Jamais sa bouche, devant un spectacle inférieur, ne proféra un blâme, qu’elle eut, je présume, considéré comme une injure à la providentielle création. L’indignation même, qui souvent est l’apanage des âmes les plus nobles, lui était inconnue. Les actes isolés, souvent infâmes, des hommes ne lui apparaissaient que perdus dans un vaste ensemble d’où naissait un accord harmonique. « Les Anges, disait-elle, président à la grande action humaine, et il ne faut pas médire de celle-ci si l’on ne veut méconnaître ceux-là. » Dans le spectacle le plus vil, elle découvrait une beauté cachée qui éclipsait à ses yeux l’apparente laideur.

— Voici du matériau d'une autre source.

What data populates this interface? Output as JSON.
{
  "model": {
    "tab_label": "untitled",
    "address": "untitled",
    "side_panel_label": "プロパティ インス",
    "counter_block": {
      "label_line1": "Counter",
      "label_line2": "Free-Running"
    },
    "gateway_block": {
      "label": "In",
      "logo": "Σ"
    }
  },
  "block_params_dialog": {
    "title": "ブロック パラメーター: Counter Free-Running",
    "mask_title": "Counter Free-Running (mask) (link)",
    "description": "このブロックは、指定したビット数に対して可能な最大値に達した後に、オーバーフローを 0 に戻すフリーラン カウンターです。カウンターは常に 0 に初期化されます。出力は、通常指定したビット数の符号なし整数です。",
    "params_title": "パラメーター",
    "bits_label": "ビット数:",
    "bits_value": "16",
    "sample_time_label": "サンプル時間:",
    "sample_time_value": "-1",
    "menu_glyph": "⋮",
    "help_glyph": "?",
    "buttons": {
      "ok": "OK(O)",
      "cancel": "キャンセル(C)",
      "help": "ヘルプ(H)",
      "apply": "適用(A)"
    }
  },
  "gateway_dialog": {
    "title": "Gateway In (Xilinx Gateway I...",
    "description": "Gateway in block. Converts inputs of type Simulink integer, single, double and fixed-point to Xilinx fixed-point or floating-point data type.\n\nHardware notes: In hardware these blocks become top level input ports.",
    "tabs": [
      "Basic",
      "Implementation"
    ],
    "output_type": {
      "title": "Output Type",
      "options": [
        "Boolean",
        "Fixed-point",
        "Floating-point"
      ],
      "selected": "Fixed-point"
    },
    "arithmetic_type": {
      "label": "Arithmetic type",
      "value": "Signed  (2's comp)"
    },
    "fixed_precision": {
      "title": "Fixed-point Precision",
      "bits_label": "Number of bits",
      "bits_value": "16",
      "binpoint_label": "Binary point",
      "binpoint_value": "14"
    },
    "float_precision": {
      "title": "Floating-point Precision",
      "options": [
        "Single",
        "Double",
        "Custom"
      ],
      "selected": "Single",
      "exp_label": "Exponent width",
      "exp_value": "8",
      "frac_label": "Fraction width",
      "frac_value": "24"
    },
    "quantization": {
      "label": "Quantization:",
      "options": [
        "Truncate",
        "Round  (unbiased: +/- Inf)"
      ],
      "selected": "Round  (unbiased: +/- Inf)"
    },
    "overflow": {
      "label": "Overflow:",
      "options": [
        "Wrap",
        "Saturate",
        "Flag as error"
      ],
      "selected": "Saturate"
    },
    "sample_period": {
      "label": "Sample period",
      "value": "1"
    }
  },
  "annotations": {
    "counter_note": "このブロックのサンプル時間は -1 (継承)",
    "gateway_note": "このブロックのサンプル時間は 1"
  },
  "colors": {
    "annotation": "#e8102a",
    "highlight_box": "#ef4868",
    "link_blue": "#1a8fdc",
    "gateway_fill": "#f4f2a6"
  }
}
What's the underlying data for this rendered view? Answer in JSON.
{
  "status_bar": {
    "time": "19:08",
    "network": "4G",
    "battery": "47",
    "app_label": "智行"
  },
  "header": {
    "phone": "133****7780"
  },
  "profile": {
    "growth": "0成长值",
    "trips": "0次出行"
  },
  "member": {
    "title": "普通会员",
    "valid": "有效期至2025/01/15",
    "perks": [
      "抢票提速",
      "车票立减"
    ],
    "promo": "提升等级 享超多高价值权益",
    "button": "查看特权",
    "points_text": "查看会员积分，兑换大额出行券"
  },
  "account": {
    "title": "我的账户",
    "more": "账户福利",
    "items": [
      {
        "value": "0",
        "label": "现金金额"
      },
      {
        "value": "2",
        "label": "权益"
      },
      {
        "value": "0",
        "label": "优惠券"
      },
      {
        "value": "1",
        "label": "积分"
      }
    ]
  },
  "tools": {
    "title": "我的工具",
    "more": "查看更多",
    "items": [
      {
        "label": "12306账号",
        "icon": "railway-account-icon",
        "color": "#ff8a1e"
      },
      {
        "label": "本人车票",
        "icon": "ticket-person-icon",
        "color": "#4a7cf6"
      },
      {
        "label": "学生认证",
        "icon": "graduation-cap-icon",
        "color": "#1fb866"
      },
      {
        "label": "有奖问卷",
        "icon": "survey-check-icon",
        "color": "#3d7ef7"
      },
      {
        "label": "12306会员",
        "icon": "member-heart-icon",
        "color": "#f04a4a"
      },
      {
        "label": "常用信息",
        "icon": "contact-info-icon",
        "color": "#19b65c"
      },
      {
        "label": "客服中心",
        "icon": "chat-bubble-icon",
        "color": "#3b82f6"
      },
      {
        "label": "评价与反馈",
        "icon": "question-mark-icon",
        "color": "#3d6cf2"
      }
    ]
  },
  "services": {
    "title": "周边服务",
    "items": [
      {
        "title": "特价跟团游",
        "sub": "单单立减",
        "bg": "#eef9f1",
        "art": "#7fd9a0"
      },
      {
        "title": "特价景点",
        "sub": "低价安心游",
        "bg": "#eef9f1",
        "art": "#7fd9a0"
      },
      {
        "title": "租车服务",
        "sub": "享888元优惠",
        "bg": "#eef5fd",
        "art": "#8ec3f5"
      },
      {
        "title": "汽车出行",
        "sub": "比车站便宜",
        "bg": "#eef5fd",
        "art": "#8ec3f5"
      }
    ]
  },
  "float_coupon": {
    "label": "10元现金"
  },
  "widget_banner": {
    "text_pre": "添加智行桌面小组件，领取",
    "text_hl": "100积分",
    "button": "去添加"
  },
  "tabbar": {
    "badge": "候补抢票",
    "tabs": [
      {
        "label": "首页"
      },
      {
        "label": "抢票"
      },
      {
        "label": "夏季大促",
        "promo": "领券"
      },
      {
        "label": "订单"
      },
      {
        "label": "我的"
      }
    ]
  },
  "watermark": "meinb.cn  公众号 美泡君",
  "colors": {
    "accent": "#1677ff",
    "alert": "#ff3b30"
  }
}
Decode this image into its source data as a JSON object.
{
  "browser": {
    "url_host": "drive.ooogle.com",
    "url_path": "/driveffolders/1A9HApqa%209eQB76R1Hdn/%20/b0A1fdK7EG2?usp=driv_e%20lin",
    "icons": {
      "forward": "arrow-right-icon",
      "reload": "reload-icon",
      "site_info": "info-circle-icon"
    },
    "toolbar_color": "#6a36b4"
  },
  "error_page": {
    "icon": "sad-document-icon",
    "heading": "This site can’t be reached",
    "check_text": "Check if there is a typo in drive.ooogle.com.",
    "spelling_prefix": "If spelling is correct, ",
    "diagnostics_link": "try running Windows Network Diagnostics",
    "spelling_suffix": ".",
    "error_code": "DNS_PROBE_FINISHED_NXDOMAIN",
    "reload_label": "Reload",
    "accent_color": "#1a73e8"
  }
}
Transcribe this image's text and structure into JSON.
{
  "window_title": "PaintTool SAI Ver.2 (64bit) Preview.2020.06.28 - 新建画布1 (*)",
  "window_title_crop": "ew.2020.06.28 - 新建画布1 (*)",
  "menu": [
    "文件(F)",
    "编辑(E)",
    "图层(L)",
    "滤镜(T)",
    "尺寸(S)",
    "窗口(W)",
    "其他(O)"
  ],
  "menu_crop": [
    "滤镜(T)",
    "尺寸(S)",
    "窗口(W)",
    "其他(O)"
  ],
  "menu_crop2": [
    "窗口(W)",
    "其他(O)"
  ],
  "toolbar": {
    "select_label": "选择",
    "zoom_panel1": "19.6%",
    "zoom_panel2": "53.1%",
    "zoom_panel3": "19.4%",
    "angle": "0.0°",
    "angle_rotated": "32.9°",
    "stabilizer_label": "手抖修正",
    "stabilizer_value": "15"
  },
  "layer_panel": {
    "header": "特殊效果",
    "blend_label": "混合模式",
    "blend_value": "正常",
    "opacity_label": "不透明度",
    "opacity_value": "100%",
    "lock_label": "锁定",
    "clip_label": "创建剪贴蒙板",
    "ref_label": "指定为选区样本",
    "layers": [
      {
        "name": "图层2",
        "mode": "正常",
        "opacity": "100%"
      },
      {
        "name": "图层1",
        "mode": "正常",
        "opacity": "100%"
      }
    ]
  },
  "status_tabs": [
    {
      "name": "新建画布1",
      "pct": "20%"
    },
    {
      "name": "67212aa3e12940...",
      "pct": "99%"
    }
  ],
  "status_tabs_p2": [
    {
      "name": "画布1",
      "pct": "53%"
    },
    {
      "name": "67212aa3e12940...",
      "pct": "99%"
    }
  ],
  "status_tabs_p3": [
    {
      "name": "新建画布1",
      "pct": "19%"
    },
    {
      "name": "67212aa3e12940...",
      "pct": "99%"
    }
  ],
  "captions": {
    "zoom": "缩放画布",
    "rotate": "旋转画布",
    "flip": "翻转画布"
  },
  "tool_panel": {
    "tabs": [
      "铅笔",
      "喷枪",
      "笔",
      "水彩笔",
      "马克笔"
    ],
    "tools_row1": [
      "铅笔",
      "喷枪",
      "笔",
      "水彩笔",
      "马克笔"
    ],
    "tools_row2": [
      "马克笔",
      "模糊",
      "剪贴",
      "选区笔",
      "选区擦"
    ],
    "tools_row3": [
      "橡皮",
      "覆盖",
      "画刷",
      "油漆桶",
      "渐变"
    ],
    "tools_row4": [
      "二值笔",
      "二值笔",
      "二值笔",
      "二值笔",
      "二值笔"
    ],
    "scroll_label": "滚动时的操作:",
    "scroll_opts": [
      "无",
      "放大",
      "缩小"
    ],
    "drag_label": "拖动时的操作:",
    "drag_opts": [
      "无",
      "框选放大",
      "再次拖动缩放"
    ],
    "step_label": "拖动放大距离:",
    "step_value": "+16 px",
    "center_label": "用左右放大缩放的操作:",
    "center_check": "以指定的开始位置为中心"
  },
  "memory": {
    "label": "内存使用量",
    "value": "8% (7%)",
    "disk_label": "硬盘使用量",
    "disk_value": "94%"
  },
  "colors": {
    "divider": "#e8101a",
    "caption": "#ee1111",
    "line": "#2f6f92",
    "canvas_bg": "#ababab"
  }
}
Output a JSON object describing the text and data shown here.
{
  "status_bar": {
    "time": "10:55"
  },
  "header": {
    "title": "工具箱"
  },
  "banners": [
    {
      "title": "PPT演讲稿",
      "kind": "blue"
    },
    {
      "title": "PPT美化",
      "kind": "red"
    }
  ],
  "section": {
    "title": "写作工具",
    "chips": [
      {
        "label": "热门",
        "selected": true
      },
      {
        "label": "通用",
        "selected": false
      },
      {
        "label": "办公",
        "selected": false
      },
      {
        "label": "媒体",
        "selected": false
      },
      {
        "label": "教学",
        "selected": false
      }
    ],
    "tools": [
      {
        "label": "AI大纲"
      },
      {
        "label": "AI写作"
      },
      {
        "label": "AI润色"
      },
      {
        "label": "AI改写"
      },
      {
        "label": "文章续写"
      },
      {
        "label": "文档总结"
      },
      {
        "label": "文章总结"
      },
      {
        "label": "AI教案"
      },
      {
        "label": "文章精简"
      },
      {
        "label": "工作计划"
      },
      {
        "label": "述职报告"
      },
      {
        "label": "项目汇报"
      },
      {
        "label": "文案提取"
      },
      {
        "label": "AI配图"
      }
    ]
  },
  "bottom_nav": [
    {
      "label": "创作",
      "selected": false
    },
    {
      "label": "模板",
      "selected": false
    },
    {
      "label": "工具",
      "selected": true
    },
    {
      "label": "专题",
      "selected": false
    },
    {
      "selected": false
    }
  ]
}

L’aspect d’un cadavre lui faisait admirer la spontanée génération des êtres infiniment petits jaillis doués d’une existence propre de la pourriture inanimée et elle exaltait la Vie invinciblement triomphante renaissant incessamment de l’illusoire mort, de ses infinies métamorphoses, tel le phénix fabuleux. Et elle admirait ce miracle à l’égal du miracle des fleurs et du miracle des astres.
Si le mal existait autour d’elle, on pouvait dire qu’il était banni de cette nature d’élection, et par cela même elle était vraiment divine. Peut-être aussi considérait-elle que de concevoir le mal est le créer en soi. Et si elle avait pu concevoir comme elle eut repoussé loin de sa chaste pensée la haine, contaminatrice en elle-même, de ce mal, comme un danger plus grand que le mal même. Des religions coupables ont, en effet, par la haine subversive qu’elles suscitent contre le vice, invétéré dans les âmes un sentiment funeste, tenace en vertu de son infériorité, qui souille plus profondément que ne l’eut fait le vice même. Cette croisade psychique apparaît analogue à l’équipée héroïque mais antichrétienne de ces tueurs d’hommes qui massacraient la main sur l’évangile tout débordant de la suprême Parole d’Amour.
Le secret de la beauté de son corps, de la pureté de son âme, de toute la lucidité de son esprit, ne résidait-il dans ce très véritable Amour qui l’illuminait de ses feux sacrés et dont la tangible harmonie de son corps n’était qu’une exacte manifestation ?
Car elle aimait avec une douceur vraiment chrétienne tout ce qui est, et la divine compassion se tempérait chez elle d’une humaine mansuétude. Si son beau corps n’était en réalité que la docile forme sensible de son âme, son âme à son tour n’était que le reflet des perfections de son esprit.
Ainsi que le rayon de soleil se condense et s’irise dans le cristal lucide, l’ardente vérité en filtrant son âme se colorait de grâces ingénues et s’épanouissait, magnifiquement transformée en rose de splendeur. Ainsi se confirmait, en ma pensée, l’occulte signification de ses gestes, la révélatrice véracité de ses attitudes, le sens étrange et profond de son incomparable beauté.
Certes, je n’avais pas été victime d’une irréelle fiction en voyant en elle une messagère et une annonciatrice. Elle était la Grâce même, l’Ève idéale qui rachetait dans un sacrifice plein de douceur et de joie l’antique faute originelle. Elle était bien le type initial de la compagne rédemptrice des hommes à venir.
Mais peut-être devait-elle avoir le sort douloureux et sublime des prophètes venus avant que n’eût sonné l’heure messianique...
Maurice BOUÉ DE VILLIERS.
Paru dans Les Entretiens idéalistes en 1906.